Disco 45
- Categories: Music
- Frequency: Monthly
- Publisher: Trevor Bolton Partnership
- Founded: 1970
- First issue: November 1970
- Final issue: July 1983
- Country: United Kingdom
- Based in: Sussex
- Language: English

= Disco 45 =

Music magazine

Disco 45 was a music magazine published monthly in the United Kingdom between 1970 and 1983. It was best known for printing the lyrics of pop songs of the time.
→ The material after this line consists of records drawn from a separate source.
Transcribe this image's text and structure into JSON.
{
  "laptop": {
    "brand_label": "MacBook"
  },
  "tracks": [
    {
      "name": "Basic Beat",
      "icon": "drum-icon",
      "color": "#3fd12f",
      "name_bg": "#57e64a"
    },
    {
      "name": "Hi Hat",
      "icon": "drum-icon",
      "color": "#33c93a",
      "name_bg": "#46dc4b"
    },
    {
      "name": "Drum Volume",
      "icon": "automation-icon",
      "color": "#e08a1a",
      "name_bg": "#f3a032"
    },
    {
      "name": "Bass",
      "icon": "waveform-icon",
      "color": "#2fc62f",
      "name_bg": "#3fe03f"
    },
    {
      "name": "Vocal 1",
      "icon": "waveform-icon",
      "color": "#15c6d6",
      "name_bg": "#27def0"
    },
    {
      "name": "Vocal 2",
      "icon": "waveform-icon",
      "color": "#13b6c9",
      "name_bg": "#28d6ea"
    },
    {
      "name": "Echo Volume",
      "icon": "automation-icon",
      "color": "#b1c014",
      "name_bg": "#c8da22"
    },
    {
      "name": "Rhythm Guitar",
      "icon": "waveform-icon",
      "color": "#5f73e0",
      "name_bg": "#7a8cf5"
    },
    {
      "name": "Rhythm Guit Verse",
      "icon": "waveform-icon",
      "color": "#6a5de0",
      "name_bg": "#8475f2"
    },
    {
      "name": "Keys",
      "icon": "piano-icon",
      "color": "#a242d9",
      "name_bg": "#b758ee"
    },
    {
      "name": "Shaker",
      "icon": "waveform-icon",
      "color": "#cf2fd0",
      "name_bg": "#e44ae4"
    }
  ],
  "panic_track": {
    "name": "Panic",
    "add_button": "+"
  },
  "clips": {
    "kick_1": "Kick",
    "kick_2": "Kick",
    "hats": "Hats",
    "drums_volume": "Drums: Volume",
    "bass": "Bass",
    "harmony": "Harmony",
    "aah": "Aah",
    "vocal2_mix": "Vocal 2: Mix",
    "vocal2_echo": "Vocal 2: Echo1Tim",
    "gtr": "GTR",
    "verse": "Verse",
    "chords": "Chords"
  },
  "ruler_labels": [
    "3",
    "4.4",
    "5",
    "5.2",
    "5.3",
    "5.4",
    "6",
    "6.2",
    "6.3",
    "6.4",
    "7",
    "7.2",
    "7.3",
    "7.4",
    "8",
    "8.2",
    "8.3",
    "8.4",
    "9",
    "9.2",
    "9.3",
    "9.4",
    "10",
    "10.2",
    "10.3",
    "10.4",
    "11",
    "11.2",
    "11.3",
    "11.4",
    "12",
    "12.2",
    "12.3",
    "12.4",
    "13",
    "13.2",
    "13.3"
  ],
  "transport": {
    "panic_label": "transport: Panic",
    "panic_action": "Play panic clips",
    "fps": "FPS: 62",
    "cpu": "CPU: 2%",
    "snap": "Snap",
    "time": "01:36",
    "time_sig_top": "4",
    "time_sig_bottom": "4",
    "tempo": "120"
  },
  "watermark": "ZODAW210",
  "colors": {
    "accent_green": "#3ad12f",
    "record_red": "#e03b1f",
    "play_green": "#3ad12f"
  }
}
It was published by the Trevor Bolton Partnership of Rye, Sussex.

==History and profile==
Disco 45 was established in 1970. Issue 1 was published in November 1970 and featured a photo of Mick Jagger on the front cover and the lyrics from songs by Jimmy Ruffin, Cat Stevens, Don Partridge, Roger Whittaker, Pickettywitch, Stevie Wonder, Creedence Clearwater Revival and others. Each issue published the lyrics of the popular songs. Later its name was changed to Disco 45 Songbook.

It was originally priced at 1 shilling, changing to 5p post-decimalisation in issue #4 (March 1971). Disco 45 folded in July 1983 after publishing a total of 153 issues.

Disco 45 paid for small ads inserted from readers (usually for selling 45's). At first, the small ads were few but as the idea caught on, there were too many to incorporate within the pages and so a sister magazine titled "Pop Ads 500" was introduced in 1972 which also sold for 5p. This idea was short lived and was incorporated into issue 34 of Disco 45, the main magazine rising to 7p with the merger issue which also became colour for the first time (previously mono-colour) and with extra pages.